Grading for groin strain is such that (2): grade-1 causes mild discomfort, little tenderness at particular point, with no swelling; grade-2 is more painful with swelling, pain upon touching, reduced range of motion and causing interference with running; grade-3 is very painful, with lots of swelling and total inability to run or even walk. The present case was grade-2, and was injured while playing football (12).
Computerized tomography (CT), MRI (3), ultrasonography (US) have been widely adopted to diagnose muscle/tendon injuries of the groin. US has been shown to be accurate and sensitive in diagnosing tendon injuries in the groin region, especially the small partial ruptures of the muscle/tendon unit. It has the advantage of being fast, inexpensive and widely available (14).
Before MRI was available; US, radio-scintigraphy and CT were used to assess muscle trauma. The high degree of soft tissue contrast and multi-planar capability of MRI allow direct visualization as well as characterization of traumatic muscle lesions (18). MRI is an important choice in assisting clinicians to make correct diagnosis concerning the patient who applies with groin pain (4). Although tear of the adductor brevis muscle tendon is an uncommon injury; radiologists should be aware of this entity to assist a diagnosis that is usually unsuspected clinically.
A 27-year-old male applied to our clinic suffering pain in his left thigh and groin (5,9,11,16), with trauma history during a football match played a month ago. Forced abduction in lower left extremity with sudden sharp pain in the groin area and inability to adduction was defined (6,12). Upon clinical examination; bruising, swelling, gap in the adductor muscle were found. Abduction and adduction were painful in the extremity. Manual muscle strength test of the adductor groups were rated at 4/5 with resisted adduction, and identical to the opposite side (8). The most consistent clinical test was focal tenderness upon palpation and pain with resisted side flexion towards the painful location.
X-ray and magnetic resonance imaging (MRI) were obtained. There was no evidence of avulsion fracture and calcification (17) in the X-ray. MRI (Figs. 1-5) demonstrated isolated rupture of the adductor brevis muscle. Excising the mass was suggested, but the patient did not comply.
Sports related injuries of the lower extremity are frequent. RICE (rest, ice, compression, elevation) prescription is the initial treatment of acute injury (15). All authors recommend primary repair of acute tears, and excision of ruptured muscle mass in late cases (1,13). Clinicians recommend active training programme (10), along with completely restoring strength of the adductor muscle group, which is the key to successful rehabilitation (7). Surgical intervention is to be considered if non-operative treatment fails for six months or longer. The present case has preferred only non-surgical treatment.

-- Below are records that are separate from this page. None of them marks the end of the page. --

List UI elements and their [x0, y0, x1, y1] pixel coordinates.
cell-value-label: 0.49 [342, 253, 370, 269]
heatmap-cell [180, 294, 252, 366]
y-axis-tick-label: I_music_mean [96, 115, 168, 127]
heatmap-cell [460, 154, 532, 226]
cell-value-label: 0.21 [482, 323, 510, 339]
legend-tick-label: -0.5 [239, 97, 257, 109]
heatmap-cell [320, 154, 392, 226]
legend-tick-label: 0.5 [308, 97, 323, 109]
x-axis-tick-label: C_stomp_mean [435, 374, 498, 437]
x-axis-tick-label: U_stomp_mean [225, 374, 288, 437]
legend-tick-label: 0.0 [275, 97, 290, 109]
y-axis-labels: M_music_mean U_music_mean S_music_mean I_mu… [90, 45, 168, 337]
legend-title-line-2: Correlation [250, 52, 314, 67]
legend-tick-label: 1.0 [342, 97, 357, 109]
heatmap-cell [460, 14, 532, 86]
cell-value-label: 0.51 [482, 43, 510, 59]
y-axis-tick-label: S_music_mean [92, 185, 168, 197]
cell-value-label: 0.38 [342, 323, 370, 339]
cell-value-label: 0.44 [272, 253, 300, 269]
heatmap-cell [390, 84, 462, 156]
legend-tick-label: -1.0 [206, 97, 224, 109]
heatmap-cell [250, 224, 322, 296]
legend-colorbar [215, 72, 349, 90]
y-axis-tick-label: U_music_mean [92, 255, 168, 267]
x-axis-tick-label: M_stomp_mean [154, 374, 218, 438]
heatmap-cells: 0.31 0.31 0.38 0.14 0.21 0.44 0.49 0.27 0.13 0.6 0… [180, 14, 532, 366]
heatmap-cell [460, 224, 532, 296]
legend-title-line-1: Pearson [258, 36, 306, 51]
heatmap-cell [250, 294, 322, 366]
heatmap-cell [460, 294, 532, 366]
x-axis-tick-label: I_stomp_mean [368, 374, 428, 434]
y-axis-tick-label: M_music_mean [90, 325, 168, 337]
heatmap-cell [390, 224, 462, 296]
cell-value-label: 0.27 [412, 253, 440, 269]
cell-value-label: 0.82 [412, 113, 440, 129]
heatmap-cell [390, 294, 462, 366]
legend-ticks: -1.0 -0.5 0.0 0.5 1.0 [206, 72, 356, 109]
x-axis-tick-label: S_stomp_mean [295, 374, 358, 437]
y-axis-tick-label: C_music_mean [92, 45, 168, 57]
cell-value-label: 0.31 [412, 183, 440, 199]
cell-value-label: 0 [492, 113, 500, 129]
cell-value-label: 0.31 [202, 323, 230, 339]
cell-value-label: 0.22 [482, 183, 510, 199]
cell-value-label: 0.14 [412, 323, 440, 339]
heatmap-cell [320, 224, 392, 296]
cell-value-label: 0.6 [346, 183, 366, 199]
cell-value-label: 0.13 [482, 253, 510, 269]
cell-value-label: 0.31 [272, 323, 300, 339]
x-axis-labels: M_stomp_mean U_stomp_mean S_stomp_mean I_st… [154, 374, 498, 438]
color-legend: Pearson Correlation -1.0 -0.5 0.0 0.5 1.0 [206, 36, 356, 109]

Besides the basic RICE conservative treatment; analgesic, anti-inflammatory and myorelaxant medication were applied for three weeks. The patient underwent an orthopaedic rehabilitation program for 15 sessions of an hour each in the Physical Treatment and Rehabilitation Centre. As a component of this program; range of motion (ROM) and stretching exercises were applied for regaining normal ROM. TENS and surface ultrasonography were applied for 20 and 10 min respectively, during each session. On the third month, the player resumed workouts with the team. He became a substitute player on the sixth month, and a full player was on the eighth month. Pertaining literature gives mean time for return to field as six months.
In connection with the nature of football; the adductor muscle group is under serious load while kicking the ball. Also playing soccer without appropriate training exercise can cause occult damage of the adductor muscles. In the world of football, adductor muscle group injuries are becoming more commonly seen, with detrimental surprises. Management of adductor injuries must be thoroughly done for keeping the soccer player in the field.